Dans ce document, il fait un survol de la place de l’Esprit saint, troisième personne de la Trinité, et de ses manifestations dans notre monde à travers les textes du Nouveau Testament, surnommé la « Nouvelle Alliance » ou la « Bonne Nouvelle », les pères de l’Église et les déclarations du concile Vatican II. Il s’agit d’un document de référence pour mieux comprendre le renouveau charismatique dans l’Église catholique. Le Trinitaire utilisera celui-ci pendant de nombreuses années afin de rassurer les gens qu’il rencontre.

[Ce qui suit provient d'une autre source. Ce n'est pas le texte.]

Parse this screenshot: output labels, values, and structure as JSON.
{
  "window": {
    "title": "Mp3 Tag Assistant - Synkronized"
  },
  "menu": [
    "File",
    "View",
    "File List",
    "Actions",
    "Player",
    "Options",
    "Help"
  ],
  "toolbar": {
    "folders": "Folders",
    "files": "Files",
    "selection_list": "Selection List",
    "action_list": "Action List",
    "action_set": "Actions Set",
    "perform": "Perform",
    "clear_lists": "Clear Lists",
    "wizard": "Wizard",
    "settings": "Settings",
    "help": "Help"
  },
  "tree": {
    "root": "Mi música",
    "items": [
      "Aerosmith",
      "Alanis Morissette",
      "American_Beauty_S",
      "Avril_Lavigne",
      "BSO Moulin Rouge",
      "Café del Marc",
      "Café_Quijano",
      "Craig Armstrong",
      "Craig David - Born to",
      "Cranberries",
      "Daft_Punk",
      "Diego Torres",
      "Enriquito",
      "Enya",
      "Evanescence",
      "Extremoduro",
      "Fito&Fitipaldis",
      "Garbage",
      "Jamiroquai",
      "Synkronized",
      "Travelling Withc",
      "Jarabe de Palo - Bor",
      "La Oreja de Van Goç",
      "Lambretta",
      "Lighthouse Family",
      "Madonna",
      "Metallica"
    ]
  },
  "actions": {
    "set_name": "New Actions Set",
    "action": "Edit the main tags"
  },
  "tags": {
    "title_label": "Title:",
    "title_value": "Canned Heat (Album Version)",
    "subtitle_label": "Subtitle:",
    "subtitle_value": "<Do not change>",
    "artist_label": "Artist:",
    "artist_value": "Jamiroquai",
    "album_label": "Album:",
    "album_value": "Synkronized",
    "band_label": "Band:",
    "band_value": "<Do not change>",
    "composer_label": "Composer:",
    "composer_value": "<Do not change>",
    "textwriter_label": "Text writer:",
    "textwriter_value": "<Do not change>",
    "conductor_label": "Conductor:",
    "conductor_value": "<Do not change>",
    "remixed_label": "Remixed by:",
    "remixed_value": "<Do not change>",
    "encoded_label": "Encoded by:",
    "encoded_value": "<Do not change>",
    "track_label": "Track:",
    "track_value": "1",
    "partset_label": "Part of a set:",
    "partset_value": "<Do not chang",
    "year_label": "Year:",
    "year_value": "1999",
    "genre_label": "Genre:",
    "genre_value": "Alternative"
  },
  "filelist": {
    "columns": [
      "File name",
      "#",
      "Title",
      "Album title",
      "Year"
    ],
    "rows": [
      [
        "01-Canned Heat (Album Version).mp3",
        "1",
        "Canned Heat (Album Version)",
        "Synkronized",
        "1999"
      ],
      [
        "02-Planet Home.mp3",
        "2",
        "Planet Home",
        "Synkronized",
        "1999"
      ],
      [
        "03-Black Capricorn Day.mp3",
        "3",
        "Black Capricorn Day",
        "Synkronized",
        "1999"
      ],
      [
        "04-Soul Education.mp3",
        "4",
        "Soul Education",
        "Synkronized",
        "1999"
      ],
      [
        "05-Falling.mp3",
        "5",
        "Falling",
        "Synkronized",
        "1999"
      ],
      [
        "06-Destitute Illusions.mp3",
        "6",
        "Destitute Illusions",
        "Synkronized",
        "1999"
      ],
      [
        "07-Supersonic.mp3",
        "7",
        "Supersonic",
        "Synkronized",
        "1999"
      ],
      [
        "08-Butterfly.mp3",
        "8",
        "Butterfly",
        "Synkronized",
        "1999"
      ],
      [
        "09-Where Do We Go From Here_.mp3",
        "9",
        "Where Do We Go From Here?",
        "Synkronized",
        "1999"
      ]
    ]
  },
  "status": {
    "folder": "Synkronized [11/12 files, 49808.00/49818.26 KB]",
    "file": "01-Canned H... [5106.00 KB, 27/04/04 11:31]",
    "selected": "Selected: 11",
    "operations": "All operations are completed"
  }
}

Dans sa préface, il écrit : « Je présente ce travail sans la moindre prétention littéraire ou théologique, mais dans le but de servir comme instrument de travail à ceux qui désirent connaître davantage sur quoi se fonde le renouveau charismatique. Les expériences que j'ai vécues au cours de mon ministère aux États-Unis, au Danemark, en Hollande, en Espagne, en Italie et au Canada, peuvent être éclairées par une confrontation suffisante avec la Bible, la théologie et l'enseignement conciliaire pour apprécier toujours davantage les réalités du baptême et de la confirmation devenues plus conscientes. »[2]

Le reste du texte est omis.